— Rapariga - principiou ela sentando-se junto à Henriqueta -, não há nada como ser mãe; se algum dia tiveres essa dita, verás o que é querer bem a um filho. E que doce prazer tem a gente quando vê seus filhos alegres como os passarinhos!
— Jesus! parece que o coração desfaz-se todo em risos! a mãe anda tão cheia de si, que nem se lembra mais dos seus flatos.
— Mas tu ainda não podes avaliar estes prazeres; deixa dizer-te que tal me houve com o doutor. Saí daqui e fui dizendo comigo: se o doutor puser algum senão no meu filho, vou-lhe logo dizendo daquelas que ele nunca jamais ouviu. Era o que me faltava a mim, ver um rapaz tão cheio de prendas e qualidades como o teu irmão, e sem merecimentos para casar-se com a filha de um doutor! Que merecimentos tinha eu para casar-me com teu pai? Não era eu uma rústica roceira, e ele um pintor de nome, na cidade?

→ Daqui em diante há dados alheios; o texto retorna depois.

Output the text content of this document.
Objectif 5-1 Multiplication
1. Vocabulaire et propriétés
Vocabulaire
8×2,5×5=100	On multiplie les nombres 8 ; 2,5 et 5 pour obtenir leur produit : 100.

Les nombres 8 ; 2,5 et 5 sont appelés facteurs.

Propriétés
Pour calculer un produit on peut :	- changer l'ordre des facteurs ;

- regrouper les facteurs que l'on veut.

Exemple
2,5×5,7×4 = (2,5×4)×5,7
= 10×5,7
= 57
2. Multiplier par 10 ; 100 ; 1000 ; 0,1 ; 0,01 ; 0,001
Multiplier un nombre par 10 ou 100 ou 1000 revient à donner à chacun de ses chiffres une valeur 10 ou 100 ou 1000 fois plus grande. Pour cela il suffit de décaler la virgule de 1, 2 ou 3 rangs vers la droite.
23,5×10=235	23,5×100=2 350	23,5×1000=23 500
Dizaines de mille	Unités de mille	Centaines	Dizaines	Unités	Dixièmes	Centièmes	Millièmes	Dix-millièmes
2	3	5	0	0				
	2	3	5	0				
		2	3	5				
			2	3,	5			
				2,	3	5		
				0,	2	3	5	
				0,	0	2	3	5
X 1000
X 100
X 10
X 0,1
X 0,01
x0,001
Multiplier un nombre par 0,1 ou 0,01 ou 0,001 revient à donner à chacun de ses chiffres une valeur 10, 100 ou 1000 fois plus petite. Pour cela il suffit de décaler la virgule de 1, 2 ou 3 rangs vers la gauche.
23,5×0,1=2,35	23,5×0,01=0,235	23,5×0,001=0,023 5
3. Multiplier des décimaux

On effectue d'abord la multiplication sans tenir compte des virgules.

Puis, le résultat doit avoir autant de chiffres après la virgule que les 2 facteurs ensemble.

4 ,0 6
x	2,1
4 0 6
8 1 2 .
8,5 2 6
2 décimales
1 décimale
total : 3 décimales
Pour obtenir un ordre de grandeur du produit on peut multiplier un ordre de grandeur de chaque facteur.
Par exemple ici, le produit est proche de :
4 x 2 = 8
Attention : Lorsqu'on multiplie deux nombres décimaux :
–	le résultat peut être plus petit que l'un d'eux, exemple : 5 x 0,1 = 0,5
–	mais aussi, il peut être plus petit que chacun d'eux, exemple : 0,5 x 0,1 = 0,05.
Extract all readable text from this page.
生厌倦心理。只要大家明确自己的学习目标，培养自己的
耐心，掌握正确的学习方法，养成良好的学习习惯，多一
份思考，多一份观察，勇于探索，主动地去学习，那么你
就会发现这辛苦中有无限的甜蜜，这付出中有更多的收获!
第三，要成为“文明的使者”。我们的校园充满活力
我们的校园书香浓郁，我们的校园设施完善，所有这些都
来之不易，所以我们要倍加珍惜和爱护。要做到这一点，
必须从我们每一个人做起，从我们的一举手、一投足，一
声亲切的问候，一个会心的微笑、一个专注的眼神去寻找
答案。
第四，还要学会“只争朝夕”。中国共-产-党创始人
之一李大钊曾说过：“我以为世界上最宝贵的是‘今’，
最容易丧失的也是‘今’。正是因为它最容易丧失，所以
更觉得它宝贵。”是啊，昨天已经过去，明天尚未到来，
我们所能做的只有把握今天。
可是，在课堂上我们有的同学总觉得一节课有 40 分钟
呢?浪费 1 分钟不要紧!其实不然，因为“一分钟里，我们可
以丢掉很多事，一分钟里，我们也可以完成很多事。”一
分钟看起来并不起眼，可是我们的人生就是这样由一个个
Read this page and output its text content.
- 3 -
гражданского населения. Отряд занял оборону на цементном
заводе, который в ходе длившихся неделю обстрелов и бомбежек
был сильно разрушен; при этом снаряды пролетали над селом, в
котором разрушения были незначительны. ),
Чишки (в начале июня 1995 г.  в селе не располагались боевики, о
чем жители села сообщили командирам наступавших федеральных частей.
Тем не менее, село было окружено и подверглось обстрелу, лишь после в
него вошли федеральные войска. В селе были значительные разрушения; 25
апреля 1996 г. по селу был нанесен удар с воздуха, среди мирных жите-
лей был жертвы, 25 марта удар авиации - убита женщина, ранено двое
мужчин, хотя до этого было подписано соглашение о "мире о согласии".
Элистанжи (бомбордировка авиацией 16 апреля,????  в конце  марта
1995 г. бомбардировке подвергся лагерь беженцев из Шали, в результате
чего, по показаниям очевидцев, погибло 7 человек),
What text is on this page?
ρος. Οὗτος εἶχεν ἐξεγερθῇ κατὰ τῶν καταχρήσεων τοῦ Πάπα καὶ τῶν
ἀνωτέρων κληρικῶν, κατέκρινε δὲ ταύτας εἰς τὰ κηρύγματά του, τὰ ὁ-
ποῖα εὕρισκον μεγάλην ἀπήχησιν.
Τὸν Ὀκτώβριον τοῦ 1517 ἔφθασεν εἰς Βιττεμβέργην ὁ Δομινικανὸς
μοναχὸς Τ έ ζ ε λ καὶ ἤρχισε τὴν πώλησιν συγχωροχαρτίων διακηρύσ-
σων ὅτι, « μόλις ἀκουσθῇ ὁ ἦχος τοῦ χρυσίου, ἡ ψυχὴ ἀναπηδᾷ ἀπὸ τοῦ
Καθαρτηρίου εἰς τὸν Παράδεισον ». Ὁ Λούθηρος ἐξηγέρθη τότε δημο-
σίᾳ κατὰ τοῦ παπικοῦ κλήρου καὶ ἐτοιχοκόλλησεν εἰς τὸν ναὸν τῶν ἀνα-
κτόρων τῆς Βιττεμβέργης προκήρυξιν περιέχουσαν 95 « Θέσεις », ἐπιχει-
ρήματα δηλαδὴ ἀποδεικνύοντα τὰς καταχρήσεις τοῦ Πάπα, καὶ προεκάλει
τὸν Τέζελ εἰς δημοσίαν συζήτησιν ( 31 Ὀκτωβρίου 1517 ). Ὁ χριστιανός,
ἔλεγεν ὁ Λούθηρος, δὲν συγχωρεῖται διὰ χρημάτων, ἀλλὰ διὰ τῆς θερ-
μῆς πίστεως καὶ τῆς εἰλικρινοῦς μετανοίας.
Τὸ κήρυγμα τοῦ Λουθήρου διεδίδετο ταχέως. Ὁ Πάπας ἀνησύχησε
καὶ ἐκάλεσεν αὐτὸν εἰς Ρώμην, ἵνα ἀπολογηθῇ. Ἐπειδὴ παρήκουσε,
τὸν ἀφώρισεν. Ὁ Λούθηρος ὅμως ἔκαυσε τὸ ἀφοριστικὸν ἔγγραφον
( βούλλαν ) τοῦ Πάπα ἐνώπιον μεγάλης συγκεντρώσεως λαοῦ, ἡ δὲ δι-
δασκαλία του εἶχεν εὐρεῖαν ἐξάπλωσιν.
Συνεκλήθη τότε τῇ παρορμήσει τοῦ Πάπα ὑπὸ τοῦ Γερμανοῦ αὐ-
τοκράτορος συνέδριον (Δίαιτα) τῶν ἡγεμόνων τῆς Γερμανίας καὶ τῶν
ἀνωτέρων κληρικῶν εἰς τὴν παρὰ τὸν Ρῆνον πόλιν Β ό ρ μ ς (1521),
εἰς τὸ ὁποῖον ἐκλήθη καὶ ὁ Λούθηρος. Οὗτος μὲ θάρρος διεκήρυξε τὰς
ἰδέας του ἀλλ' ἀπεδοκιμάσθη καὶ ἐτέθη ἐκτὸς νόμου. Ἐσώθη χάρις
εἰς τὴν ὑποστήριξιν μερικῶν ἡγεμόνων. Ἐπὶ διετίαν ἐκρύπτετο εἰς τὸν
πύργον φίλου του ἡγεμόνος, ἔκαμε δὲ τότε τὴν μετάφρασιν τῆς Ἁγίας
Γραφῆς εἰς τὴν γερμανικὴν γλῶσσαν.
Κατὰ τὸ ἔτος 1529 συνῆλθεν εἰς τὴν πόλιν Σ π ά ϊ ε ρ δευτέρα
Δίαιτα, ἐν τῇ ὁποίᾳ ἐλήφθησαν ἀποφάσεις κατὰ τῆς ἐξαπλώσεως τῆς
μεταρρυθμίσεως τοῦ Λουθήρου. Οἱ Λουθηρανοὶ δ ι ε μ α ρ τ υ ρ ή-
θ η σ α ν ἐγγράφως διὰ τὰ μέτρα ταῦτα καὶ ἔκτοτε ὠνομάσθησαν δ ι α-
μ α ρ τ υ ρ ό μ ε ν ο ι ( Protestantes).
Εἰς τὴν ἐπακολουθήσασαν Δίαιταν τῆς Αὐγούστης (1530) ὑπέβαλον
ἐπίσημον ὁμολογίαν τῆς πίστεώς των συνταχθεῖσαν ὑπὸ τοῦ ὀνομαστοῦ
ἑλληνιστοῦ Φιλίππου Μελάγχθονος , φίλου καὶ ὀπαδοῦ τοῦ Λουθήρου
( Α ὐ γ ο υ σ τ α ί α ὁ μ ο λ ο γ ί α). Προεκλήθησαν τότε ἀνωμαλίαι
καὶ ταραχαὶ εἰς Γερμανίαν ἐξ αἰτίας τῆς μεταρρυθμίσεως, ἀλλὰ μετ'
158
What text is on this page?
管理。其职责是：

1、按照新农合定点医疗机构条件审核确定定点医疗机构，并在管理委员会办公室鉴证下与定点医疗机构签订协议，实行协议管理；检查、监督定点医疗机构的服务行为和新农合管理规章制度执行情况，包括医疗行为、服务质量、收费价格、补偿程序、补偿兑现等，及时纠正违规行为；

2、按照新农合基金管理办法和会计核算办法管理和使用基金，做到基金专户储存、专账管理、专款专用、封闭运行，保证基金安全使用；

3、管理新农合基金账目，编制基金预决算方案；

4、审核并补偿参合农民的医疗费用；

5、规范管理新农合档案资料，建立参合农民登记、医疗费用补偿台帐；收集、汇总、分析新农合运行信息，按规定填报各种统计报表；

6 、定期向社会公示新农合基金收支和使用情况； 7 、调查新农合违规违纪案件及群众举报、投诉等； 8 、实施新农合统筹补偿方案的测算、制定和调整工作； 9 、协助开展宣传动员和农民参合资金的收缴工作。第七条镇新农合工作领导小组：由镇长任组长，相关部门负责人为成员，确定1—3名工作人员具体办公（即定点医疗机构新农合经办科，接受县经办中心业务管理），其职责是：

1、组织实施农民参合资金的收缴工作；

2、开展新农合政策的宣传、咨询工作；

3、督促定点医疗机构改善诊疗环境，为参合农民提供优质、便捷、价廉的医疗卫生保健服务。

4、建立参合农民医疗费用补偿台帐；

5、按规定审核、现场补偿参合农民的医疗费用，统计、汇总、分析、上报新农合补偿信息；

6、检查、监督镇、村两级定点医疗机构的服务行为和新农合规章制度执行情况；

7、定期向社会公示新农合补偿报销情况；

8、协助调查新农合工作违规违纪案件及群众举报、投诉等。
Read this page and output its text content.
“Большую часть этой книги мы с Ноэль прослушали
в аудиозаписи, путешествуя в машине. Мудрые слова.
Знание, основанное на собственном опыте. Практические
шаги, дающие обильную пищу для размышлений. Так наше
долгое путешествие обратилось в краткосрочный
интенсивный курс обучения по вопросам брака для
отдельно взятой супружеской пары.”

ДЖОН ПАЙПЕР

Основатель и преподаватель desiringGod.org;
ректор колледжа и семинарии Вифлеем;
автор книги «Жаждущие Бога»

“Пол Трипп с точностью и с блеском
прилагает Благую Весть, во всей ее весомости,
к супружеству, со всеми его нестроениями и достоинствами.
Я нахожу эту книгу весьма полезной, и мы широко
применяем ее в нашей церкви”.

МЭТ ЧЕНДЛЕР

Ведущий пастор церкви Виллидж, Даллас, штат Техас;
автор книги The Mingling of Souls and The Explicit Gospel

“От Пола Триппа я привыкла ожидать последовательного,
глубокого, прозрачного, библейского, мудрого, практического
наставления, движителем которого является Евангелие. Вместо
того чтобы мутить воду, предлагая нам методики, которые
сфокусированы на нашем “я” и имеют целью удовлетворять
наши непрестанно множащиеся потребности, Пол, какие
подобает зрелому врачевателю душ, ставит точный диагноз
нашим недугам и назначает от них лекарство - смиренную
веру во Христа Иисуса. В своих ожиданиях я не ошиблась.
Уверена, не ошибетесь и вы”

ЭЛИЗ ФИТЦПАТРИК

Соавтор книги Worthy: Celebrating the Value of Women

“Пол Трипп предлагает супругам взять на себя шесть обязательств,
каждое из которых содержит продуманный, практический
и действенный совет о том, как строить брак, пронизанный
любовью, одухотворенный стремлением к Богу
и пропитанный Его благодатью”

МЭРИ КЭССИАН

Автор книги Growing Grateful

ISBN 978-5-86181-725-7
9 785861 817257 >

Pondo os pés dentro da casa do homem mal lhe dei os bons dias fui começando: - senhor doutor, traz-me tão cedinho a sua casa uma lengalenga muito embrulhada. Sua mercê tem um coração de pai e eu cá tenho um coração de mãe, e ainda que sua mercê tenha muito amor a sua filha, esse amor não faz a metade do amor que eu tenho a meu filho. Andava-me o pobre rapaz de uns dias para cá todo triste e amuado; já não conversava nem ria como dantes. Aquilo tocou-me o coração, e mais e depressa cuidei em bisbilhotar o que me entristecia o filho. O senhor doutor não adivinha o que seria? O doutor respondeu-me que não. Eu disse-lhe que também não tinha adivinhado, e fui para diante com a ladainha. Pois o rapaz, depois de eu e sua irmã pedir e mais pedir, abriu a boca, dizendo que e andava triste da vida, porque os passarinhos andavam contentes da sua, como também as ovelhas e mais viventes, e isto significava que ele em ser criatura não podia amar a quem bem quisesse, enquanto os passarinhos amavam como lhes era da vontade. Sabidas as contas, o rapaz apresentou este quadro, dizendo ser o retrato da pessoa e ele amava, cuja conheci logo e que o senhor doutor também conhece. Descobri o retrato e mostrei-lho.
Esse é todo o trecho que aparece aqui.